The Swiss firm offered an undisclosed discount on the price, but NHS drugs rationing watchdog NICE said the drug was still too expensive and refused to recommend that English and Welsh hospitals supply the treatment.
It was the eighth consecutive treatment for advanced breast cancer that NICE has rejected, with none approved since 2007.
Mr Poole has been working closely alongside Rhondda AM Leanne Wood, who has raised the issue of individual patient funding with the Cabinet Secretary.
Ms Wood said: ‘This tragic case highlights the need for reform in the way people can access treatments and drugs in Wales.
‘As I’ve said in correspondence to Cwm Taf University Health Board, on behalf of the family, the barriers to success through an individual patient funding request are unfair.
‘It also adds to families’ sorrows and can make it harder to accept that a loved one has a terminal illness when you believe more can be done.
‘The bureaucratic process is frustrating and seems to make no sense.’
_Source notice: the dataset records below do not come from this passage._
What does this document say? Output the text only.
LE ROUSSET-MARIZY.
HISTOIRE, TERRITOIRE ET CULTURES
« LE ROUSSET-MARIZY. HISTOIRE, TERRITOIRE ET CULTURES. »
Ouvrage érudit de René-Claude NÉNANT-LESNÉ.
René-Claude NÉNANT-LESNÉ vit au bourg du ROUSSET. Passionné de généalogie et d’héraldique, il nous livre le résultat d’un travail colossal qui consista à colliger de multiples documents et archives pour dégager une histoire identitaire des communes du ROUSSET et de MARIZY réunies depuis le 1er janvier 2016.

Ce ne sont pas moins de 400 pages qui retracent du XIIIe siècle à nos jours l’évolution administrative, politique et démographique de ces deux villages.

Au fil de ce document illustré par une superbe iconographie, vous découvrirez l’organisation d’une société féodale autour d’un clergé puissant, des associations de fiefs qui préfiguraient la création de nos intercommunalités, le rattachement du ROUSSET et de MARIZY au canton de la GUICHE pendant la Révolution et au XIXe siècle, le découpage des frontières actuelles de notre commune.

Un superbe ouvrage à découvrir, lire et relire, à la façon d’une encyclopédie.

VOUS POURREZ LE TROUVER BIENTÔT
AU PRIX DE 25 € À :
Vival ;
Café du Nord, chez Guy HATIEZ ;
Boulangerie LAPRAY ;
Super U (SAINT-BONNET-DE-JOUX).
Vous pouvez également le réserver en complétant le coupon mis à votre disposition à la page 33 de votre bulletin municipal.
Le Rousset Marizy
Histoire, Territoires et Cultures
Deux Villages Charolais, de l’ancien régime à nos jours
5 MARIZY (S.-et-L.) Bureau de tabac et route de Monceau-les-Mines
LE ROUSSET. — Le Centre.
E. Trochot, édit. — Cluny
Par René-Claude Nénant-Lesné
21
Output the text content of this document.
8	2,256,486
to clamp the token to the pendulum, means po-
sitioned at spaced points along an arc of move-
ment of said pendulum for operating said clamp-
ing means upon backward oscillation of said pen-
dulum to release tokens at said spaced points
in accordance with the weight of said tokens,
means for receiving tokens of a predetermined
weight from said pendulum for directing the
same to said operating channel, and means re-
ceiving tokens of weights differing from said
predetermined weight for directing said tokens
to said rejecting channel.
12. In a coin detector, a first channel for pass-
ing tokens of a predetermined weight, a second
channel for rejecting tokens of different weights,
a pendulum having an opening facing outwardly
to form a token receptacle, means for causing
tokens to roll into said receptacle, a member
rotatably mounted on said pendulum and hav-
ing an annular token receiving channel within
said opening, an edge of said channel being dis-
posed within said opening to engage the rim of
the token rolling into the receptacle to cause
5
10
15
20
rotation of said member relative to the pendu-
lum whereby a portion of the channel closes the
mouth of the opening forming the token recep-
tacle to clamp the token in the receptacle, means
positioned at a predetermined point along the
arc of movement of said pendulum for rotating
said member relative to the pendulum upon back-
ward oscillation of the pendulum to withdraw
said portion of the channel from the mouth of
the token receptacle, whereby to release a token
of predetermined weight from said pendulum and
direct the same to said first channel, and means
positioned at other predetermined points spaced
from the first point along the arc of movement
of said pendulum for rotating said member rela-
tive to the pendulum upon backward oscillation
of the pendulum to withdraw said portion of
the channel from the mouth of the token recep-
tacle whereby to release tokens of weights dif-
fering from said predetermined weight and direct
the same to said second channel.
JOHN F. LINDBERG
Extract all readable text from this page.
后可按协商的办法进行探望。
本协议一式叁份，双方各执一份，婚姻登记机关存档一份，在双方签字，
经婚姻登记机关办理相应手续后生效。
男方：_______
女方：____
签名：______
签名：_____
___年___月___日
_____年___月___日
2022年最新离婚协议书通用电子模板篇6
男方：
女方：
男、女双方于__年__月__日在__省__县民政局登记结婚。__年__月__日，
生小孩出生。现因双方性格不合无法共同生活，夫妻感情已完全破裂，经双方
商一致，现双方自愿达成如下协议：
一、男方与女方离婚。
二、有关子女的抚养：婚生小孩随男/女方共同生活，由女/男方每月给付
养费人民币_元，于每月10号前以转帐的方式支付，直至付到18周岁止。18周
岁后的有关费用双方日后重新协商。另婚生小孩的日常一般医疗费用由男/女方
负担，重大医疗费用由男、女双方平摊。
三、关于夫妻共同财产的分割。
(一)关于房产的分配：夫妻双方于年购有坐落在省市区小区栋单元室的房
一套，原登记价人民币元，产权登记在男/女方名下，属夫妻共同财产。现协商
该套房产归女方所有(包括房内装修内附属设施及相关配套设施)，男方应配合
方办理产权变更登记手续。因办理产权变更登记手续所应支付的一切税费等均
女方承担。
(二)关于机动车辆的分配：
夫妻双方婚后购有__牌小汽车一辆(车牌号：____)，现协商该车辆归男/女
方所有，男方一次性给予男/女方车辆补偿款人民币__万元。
Lynda Williams, director of Nursing, Midwifery and Patient Services at Cwm Taf University Health Board said: ‘We are unable to comment on individual patient cases or the outcome of individual patient funding requests.
‘Like all health boards and trusts in Wales, Cwm Taf University Health Board follows the All Wales policy for making decisions on Individual Patient Funding Requests (IPFR).
‘The health board has an IPFR panel to consider each request on its merits, using clinical evidence available, and the criteria set out within the All Wales policy.
‘This panel is chaired by a senior clinician and others, which may include consultants, GPs, pharmacists and lay representatives.’